Sir Curtis Price, currently principal of the Royal Academy of Music, has been elected the next warden of New College, Oxford. He will join in September 2009, after Alan Ryan, the current warden (who is a columnist for Times Higher Education), retires. Sir Curtis was born in Springfield, Missouri, US, and studied at Southern Illinois University and Harvard University. He moved to the UK in 1981 to join King's College London, where he became King Edward VII professor of music in 1988. He took up his current post at the Royal Academy of Music in 1995.

University of Wales, Newport, has appointed Simon Haslett director of its new Centre for Excellence in Learning and Teaching.
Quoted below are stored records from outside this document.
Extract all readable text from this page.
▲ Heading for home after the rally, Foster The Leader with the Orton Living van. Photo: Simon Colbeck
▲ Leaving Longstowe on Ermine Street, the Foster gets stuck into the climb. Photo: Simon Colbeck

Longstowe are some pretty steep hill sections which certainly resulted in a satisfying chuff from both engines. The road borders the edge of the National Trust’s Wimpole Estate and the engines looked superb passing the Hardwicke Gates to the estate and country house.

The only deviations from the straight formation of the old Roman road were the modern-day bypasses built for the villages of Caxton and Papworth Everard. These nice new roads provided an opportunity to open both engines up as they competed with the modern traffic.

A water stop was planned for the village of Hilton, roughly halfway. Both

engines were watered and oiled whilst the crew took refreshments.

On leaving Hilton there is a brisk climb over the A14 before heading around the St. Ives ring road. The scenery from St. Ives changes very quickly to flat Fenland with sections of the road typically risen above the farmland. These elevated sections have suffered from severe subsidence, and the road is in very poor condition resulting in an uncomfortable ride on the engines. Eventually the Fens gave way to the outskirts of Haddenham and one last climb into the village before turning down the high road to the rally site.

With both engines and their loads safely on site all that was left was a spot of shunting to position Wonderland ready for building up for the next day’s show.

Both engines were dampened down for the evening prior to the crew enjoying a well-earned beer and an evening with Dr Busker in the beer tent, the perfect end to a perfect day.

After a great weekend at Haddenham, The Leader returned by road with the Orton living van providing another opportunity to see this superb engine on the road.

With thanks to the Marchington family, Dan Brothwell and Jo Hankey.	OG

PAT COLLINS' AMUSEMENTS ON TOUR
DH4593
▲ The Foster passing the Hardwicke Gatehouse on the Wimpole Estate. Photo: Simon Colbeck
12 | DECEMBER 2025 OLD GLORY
Professor Haslett, who will also chair the "pedagogy of climate change" session at the Royal Geographical Society's annual conference in August, will maintain his research interests around coastal evolution and oceanography.

The London College of Communication has created its first professor in publishing. Gill Davies, who is course director of its MA in book publishing, has been given the title after many years as a senior academic publisher. Professor Davies, who was the only woman to chair the Council for Academic and Professional Publishing, has been teaching at the college since 2005.

The crime thriller writer Lee Child has been awarded a visiting professorship at his alma mater, the University of Sheffield. During his first visit to the university later this year, he will hold writing workshops for students in the School of English Literature, Language and Linguistics, take part in Sheffield's October Off the Shelf Festival, which celebrates reading and writing, and be a guest at a book club due to be formed at the university.